İçeriğe geç

Viyana Gezi Rehberi / Gezilecek Yerler

Yazan: Cem Sert/

Tam bir kültür-sanat şehri olan Avusturya’nın başkenti Viyana, ziyaretçilerini şehre geldiği gibi tarih kokulu sokaklarıyla karşılıyor. Viyana, sarayları ile ünlü bir şehir ve bu saraylarda gezerken sizleri 1500’lü yıllara götürüyor. Günümüzde en yaşanılabilir şehirler sıralamasında tepeden hiç inmeyen bu şehir; yıllar boyu popüler sanatçıların, bilim insanlarının, yazarların ve mimarların yaşadığı şehir olmuş. Klasik müziğin en ünlü bestecileri: Wolfgang Amadeus Mozart, Ludwig Van Beethoven, Franz Schubert; tarihin en önemli bilim insanlarından: Albert Einstein ve Sigmund Freud; ünlü yazarlar Franz Kafka ve Stefan Zweig bu şehirde yaşamışlar. Bu önemli kişilere ev sahipliği yapmasından da anlaşılabileceği gibi 1800’lerden itibaren Avrupa’nın yüksek kültür ve modernizm merkezi olmuş. Görkemli katedralleri, sarayları, opera salonları ve müzeleri ile Viyana’yı anlatmaya başlayalım.

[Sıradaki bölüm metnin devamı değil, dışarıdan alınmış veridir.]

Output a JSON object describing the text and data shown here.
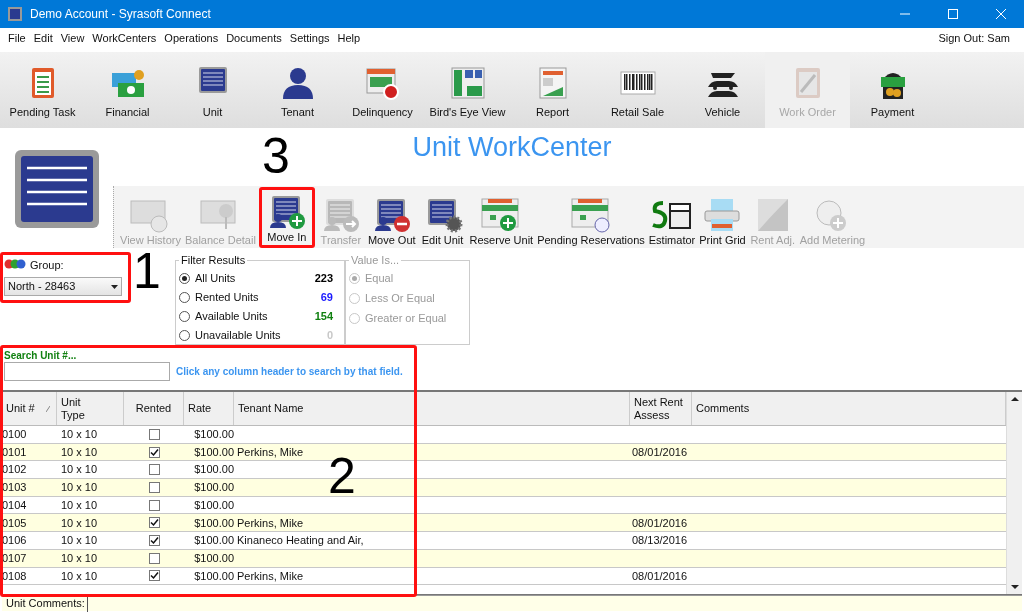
{
  "window": {
    "title": "Demo Account - Syrasoft Connect"
  },
  "menu": [
    "File",
    "Edit",
    "View",
    "WorkCenters",
    "Operations",
    "Documents",
    "Settings",
    "Help"
  ],
  "sign_out": "Sign Out: Sam",
  "nav": [
    {
      "label": "Pending Task",
      "disabled": false
    },
    {
      "label": "Financial",
      "disabled": false
    },
    {
      "label": "Unit",
      "disabled": false
    },
    {
      "label": "Tenant",
      "disabled": false
    },
    {
      "label": "Delinquency",
      "disabled": false
    },
    {
      "label": "Bird's Eye View",
      "disabled": false
    },
    {
      "label": "Report",
      "disabled": false
    },
    {
      "label": "Retail Sale",
      "disabled": false
    },
    {
      "label": "Vehicle",
      "disabled": false
    },
    {
      "label": "Work Order",
      "disabled": true
    },
    {
      "label": "Payment",
      "disabled": false
    }
  ],
  "page_title": "Unit WorkCenter",
  "tools": [
    {
      "label": "View History",
      "disabled": true
    },
    {
      "label": "Balance Detail",
      "disabled": true
    },
    {
      "label": "Move In",
      "disabled": false
    },
    {
      "label": "Transfer",
      "disabled": true
    },
    {
      "label": "Move Out",
      "disabled": false
    },
    {
      "label": "Edit Unit",
      "disabled": false
    },
    {
      "label": "Reserve Unit",
      "disabled": false
    },
    {
      "label": "Pending Reservations",
      "disabled": false
    },
    {
      "label": "Estimator",
      "disabled": false
    },
    {
      "label": "Print Grid",
      "disabled": false
    },
    {
      "label": "Rent Adj.",
      "disabled": true
    },
    {
      "label": "Add Metering",
      "disabled": true
    }
  ],
  "group": {
    "label": "Group:",
    "value": "North - 28463"
  },
  "filter_results": {
    "title": "Filter Results",
    "options": [
      {
        "label": "All Units",
        "count": "223",
        "color": "#000000",
        "selected": true
      },
      {
        "label": "Rented Units",
        "count": "69",
        "color": "#1a1aff",
        "selected": false
      },
      {
        "label": "Available Units",
        "count": "154",
        "color": "#108010",
        "selected": false
      },
      {
        "label": "Unavailable Units",
        "count": "0",
        "color": "#c8c8c8",
        "selected": false
      }
    ]
  },
  "value_is": {
    "title": "Value Is...",
    "disabled": true,
    "options": [
      {
        "label": "Equal",
        "selected": true
      },
      {
        "label": "Less Or Equal",
        "selected": false
      },
      {
        "label": "Greater or Equal",
        "selected": false
      }
    ]
  },
  "search": {
    "label": "Search Unit #...",
    "hint": "Click any column header to search by that field."
  },
  "table": {
    "columns": [
      "Unit #",
      "Unit Type",
      "Rented",
      "Rate",
      "Tenant Name",
      "Next Rent Assess",
      "Comments"
    ],
    "rows": [
      {
        "unit": "0100",
        "type": "10 x 10",
        "rented": false,
        "rate": "$100.00"
      },
      {
        "unit": "0101",
        "type": "10 x 10",
        "rented": true,
        "rate": "$100.00",
        "tenant": "Perkins, Mike",
        "next_rent": "08/01/2016"
      },
      {
        "unit": "0102",
        "type": "10 x 10",
        "rented": false,
        "rate": "$100.00"
      },
      {
        "unit": "0103",
        "type": "10 x 10",
        "rented": false,
        "rate": "$100.00"
      },
      {
        "unit": "0104",
        "type": "10 x 10",
        "rented": false,
        "rate": "$100.00"
      },
      {
        "unit": "0105",
        "type": "10 x 10",
        "rented": true,
        "rate": "$100.00",
        "tenant": "Perkins, Mike",
        "next_rent": "08/01/2016"
      },
      {
        "unit": "0106",
        "type": "10 x 10",
        "rented": true,
        "rate": "$100.00",
        "tenant": "Kinaneco Heating and Air,",
        "next_rent": "08/13/2016"
      },
      {
        "unit": "0107",
        "type": "10 x 10",
        "rented": false,
        "rate": "$100.00"
      },
      {
        "unit": "0108",
        "type": "10 x 10",
        "rented": true,
        "rate": "$100.00",
        "tenant": "Perkins, Mike",
        "next_rent": "08/01/2016"
      }
    ]
  },
  "status_bar": {
    "label": "Unit Comments:"
  },
  "annotations": [
    {
      "label": "1"
    },
    {
      "label": "2"
    },
    {
      "label": "3"
    }
  ]
}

Türkiye’den Viyana’ya Uçan Havayolları

Türkiye’den Viyana’ya uçuşlar oldukça fazla. Özellikle Türklerin fazla yaşadığı bir şehir olduğu için Türkiye’nin birçok şehrinden Viyana’ya uçuş bulabilirsiniz. Aşağıda hangi havalimanından hangi havayolunun uçtuğunun listesini yaptım. Bu listedeki uçuşlar dönemsel olarak değişmekte olduğunu not düşmeden geçmeyim.

İstanbul Havalimanı: Türk Hava Yolları

Sabiha Gökçen Havalimanı: Pegasus ve Türk Hava Yolları

İzmir: Pegasus, Corendon ve SunExpress.

Ankara: Pegasus, Corendon, Türk Hava Yolları ve Sun Express.

Kayseri: Pegasus, Corendon ve Türk Hava Yolları

Bodrum: Corendon ve SunExpress

Antalya: Corendon, SunExpress ve Austrian

Dalaman: Austrian

Viyana Gezilecek Yerler

Hofburg Sarayı

Başta da söylediğimiz gibi Viyana saraylarıyla meşhur bir şehir. Bunlardan ilki de şehir merkezinde bulunan Hofburg Sarayı. Saray uzun yıllar Habsburg hanedanının kışlık sarayı olarak kullanılmış. 13. yüzyılda bir orta çağ kalesi olarak inşa edilen Hofburg Sarayı, müze ve cumhurbaşkanının çalışma ofisi olarak kullanılmakta. Sarayın girişinde üç heykel bulunuyor ve bu heykellerin ortasında Avusturya askeri ve yanlarında Fransız ve Osmanlı askeri bulunuyor. Saray üç bölümü müze olarak kullanılıyor. Sisi Müzesi’nde Kraliçe Elizabeth’in (Sisi) eşyaları, Kraliyet Daireleri’nde Habsurg hanedanının eşyaları ve son kısımda da gümüş eşya koleksiyonu bulunmakta.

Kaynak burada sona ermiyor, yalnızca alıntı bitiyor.